"Yes, very nearly. I've got a brother at sea; I've had a man I loved out there for an infinite time. You can understand that, I suppose, even if you can't understand how one can go mad merely at the thoughts of suffering at all. . . . And I know, Edith Ethel, that you are afraid of my opinion of you, or you wouldn't have put up all the subterfuges and concealments of all these years. . . ."

Mrs. Duchemin said quickly:

"Oh, my good girl. . . . If you've got personal interests at stake you can't be expected to take abstract views of the higher matters. We had better change the subject."

Valentine said:

"Yes, do. Get on with your excuses for not asking me and mother to your knighthood party."

Mrs. Duchemin, too, rose at that. She felt at her amber beads with long fingers that turned very slightly at the tips.
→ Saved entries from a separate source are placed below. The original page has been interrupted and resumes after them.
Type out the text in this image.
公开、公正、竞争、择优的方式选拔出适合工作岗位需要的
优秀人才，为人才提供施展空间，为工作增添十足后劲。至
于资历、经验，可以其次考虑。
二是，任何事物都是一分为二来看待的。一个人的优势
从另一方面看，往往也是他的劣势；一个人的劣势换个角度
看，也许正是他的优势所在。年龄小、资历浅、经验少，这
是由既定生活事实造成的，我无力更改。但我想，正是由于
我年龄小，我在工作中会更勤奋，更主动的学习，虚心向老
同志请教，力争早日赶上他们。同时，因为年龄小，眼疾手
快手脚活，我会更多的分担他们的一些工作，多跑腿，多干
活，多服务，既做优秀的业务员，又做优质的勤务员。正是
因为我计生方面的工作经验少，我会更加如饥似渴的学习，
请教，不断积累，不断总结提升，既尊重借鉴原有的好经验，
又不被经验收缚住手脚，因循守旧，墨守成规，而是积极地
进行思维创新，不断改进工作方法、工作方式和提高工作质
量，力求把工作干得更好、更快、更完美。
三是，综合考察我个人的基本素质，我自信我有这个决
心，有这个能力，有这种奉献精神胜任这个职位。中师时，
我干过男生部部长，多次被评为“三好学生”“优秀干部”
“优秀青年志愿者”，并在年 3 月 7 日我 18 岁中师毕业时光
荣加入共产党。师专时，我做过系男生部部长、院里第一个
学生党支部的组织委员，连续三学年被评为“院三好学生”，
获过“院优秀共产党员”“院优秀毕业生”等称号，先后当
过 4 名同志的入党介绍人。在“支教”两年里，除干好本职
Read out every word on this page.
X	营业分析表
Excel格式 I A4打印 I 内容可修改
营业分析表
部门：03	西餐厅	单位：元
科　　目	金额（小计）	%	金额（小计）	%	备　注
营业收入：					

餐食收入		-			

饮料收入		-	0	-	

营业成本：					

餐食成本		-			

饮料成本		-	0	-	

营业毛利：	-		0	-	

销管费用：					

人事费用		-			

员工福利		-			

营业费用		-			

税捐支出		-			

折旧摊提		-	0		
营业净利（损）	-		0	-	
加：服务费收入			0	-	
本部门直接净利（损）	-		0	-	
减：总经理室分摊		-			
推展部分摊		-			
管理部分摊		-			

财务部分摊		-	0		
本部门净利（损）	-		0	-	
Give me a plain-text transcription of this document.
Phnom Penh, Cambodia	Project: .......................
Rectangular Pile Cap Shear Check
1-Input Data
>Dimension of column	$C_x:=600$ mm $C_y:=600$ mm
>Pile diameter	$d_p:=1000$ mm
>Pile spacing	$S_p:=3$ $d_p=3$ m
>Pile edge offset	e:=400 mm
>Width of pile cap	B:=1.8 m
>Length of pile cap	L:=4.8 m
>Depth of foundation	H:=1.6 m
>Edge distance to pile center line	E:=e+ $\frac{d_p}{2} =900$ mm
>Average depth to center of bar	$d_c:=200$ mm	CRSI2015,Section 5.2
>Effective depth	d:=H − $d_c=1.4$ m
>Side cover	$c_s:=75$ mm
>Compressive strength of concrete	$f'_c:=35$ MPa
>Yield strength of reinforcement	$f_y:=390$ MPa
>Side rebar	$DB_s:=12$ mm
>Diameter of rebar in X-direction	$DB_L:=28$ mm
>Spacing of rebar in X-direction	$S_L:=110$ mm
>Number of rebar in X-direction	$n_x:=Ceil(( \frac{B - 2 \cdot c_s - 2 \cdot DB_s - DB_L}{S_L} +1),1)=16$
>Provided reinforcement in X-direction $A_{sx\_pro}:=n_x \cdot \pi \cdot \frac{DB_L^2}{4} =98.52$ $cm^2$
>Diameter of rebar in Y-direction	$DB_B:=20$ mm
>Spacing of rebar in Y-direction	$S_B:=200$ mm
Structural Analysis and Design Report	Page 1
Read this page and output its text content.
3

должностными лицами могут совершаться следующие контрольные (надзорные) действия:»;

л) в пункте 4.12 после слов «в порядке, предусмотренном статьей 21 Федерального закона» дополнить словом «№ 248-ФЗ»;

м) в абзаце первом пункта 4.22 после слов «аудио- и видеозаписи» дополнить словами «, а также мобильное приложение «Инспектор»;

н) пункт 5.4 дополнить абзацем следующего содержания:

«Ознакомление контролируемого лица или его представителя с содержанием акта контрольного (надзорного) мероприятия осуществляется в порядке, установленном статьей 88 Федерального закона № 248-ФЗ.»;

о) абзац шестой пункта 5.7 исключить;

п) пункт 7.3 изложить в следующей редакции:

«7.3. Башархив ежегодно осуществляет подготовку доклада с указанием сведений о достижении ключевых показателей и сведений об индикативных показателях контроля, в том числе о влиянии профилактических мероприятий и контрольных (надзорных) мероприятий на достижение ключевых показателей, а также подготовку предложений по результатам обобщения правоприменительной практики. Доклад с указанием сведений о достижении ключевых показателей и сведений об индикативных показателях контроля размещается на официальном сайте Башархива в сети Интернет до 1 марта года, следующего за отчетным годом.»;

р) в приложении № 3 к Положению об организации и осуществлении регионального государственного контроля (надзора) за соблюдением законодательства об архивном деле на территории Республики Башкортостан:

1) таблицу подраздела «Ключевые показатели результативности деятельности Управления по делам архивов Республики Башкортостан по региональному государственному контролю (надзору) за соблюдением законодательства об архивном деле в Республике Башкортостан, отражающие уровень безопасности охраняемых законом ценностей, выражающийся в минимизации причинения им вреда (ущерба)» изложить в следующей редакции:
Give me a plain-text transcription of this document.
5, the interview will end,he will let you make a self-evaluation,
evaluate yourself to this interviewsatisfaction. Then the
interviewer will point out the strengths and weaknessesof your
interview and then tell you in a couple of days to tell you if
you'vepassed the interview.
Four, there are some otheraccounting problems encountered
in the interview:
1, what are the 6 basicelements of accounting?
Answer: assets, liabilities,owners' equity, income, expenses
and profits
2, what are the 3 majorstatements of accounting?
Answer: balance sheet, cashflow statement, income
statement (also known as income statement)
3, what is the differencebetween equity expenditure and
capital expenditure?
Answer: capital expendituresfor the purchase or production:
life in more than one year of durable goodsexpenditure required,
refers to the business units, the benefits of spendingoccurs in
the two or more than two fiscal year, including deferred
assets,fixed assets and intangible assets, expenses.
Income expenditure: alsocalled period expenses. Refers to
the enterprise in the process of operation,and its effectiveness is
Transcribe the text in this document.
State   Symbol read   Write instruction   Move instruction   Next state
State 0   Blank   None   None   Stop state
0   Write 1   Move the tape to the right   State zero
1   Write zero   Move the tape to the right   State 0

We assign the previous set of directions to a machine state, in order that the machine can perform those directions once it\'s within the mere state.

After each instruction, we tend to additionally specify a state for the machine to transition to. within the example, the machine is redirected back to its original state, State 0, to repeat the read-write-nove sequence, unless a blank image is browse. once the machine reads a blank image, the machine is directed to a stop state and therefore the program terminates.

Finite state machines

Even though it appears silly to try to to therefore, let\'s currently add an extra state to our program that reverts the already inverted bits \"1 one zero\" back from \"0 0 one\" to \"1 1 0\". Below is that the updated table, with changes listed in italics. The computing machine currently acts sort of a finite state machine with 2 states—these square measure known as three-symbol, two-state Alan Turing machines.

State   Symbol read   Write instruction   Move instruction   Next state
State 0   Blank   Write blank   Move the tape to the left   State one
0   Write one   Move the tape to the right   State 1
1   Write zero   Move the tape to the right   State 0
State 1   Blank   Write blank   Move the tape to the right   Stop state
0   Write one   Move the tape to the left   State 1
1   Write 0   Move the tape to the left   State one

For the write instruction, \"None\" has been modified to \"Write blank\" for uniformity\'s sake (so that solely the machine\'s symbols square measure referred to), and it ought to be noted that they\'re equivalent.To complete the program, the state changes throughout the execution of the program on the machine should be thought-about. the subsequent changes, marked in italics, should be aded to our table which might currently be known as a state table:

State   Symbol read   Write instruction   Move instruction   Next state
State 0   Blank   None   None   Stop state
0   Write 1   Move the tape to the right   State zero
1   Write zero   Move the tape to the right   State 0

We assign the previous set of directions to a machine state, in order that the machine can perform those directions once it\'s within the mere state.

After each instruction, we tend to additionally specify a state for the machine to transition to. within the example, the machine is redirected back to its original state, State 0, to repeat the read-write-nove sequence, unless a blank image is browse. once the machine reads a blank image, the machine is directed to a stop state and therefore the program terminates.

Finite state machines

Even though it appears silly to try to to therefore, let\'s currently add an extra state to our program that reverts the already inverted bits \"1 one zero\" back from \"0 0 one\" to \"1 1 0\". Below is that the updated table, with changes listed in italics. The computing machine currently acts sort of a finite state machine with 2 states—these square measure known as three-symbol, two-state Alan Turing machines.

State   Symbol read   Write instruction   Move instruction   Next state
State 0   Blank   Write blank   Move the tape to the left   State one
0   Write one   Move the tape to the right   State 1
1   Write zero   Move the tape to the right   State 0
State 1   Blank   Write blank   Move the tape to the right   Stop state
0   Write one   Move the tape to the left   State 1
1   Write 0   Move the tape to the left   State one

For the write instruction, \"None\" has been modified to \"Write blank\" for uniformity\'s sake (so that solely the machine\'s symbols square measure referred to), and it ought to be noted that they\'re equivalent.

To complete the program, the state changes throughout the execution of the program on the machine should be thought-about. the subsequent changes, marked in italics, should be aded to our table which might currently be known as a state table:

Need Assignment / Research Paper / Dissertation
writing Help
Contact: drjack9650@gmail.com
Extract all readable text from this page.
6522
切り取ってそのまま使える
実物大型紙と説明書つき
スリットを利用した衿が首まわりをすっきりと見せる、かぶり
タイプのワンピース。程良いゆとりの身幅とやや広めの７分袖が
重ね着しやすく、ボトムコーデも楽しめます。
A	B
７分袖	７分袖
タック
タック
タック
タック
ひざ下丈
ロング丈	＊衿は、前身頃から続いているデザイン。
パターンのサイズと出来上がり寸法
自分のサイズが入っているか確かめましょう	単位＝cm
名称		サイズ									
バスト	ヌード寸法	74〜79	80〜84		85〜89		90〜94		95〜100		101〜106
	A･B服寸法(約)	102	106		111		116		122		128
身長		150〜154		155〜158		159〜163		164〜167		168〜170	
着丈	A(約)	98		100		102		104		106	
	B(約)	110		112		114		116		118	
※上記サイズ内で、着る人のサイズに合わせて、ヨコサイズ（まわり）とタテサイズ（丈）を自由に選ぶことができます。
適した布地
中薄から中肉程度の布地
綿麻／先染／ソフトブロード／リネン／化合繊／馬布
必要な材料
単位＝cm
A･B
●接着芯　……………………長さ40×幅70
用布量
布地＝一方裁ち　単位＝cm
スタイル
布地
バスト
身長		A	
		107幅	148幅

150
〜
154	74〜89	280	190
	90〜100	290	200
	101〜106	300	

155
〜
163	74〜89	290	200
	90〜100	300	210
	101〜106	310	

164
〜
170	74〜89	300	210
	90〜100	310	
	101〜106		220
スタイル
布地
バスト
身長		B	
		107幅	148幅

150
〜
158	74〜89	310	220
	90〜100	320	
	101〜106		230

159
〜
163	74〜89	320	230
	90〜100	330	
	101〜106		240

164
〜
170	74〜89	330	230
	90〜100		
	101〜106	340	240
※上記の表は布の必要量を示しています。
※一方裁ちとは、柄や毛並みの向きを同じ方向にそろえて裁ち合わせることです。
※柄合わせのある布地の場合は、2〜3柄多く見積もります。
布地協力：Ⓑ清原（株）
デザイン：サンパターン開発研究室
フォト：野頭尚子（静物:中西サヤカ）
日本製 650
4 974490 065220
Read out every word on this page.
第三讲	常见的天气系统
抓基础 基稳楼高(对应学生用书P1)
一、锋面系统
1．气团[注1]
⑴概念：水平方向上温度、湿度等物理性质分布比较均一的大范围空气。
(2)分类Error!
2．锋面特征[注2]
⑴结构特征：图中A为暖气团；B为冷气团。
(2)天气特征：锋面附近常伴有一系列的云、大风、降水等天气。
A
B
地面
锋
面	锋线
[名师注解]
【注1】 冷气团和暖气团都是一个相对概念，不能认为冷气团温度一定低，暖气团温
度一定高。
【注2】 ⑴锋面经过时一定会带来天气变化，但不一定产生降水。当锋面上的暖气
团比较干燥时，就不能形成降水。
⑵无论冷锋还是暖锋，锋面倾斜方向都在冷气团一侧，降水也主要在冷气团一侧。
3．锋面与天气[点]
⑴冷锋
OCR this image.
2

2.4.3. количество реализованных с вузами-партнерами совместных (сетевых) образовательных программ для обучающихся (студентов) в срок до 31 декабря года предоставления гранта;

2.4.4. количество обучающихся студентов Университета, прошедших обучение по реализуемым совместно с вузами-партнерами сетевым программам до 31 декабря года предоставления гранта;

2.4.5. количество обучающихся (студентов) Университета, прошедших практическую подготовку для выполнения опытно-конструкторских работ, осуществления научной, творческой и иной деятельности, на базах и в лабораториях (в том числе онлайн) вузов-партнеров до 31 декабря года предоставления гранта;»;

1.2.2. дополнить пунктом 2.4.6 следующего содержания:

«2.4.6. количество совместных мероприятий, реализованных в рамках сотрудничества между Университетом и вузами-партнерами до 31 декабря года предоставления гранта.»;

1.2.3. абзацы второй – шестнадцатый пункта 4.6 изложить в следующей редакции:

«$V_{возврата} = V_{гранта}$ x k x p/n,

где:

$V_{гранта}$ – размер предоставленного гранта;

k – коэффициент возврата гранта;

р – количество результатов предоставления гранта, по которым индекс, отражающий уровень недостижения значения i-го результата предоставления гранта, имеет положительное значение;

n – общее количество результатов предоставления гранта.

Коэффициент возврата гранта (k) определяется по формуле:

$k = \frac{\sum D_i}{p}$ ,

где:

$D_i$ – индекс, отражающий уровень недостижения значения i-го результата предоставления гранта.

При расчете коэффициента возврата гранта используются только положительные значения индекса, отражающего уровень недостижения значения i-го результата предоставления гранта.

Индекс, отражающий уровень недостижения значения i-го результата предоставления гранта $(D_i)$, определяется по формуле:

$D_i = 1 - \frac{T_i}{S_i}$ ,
She had behind her all her mirrors, the drops of her lustres, shining points of gilt and of the polish of dark woods. Valentine thought that she had never seen anyone so absolutely impersonate kindness, tenderness and dignity. She said:

"My dear, I was going to suggest that it was the sort of party to which you might not care to come. . . . The people will be stiff and formal and you probably haven't got a frock."

Valentine said:

"Oh, I've got a frock all right. But there's a Jacob's ladder in my party stockings and that's the sort of ladder you can't kick down." She couldn't help saying that.

Mrs. Duchemin stood motionless and very slowly redness mounted into her face. It was most curious to see against that scarlet background the vivid white of the eyes and the dark, straight eyebrows that nearly met. And, slowly again her face went perfectly white; then her dark blue eyes became marked. She seemed to wipe her long, white hands one in the other, inserting her right hand into her left and drawing it out again.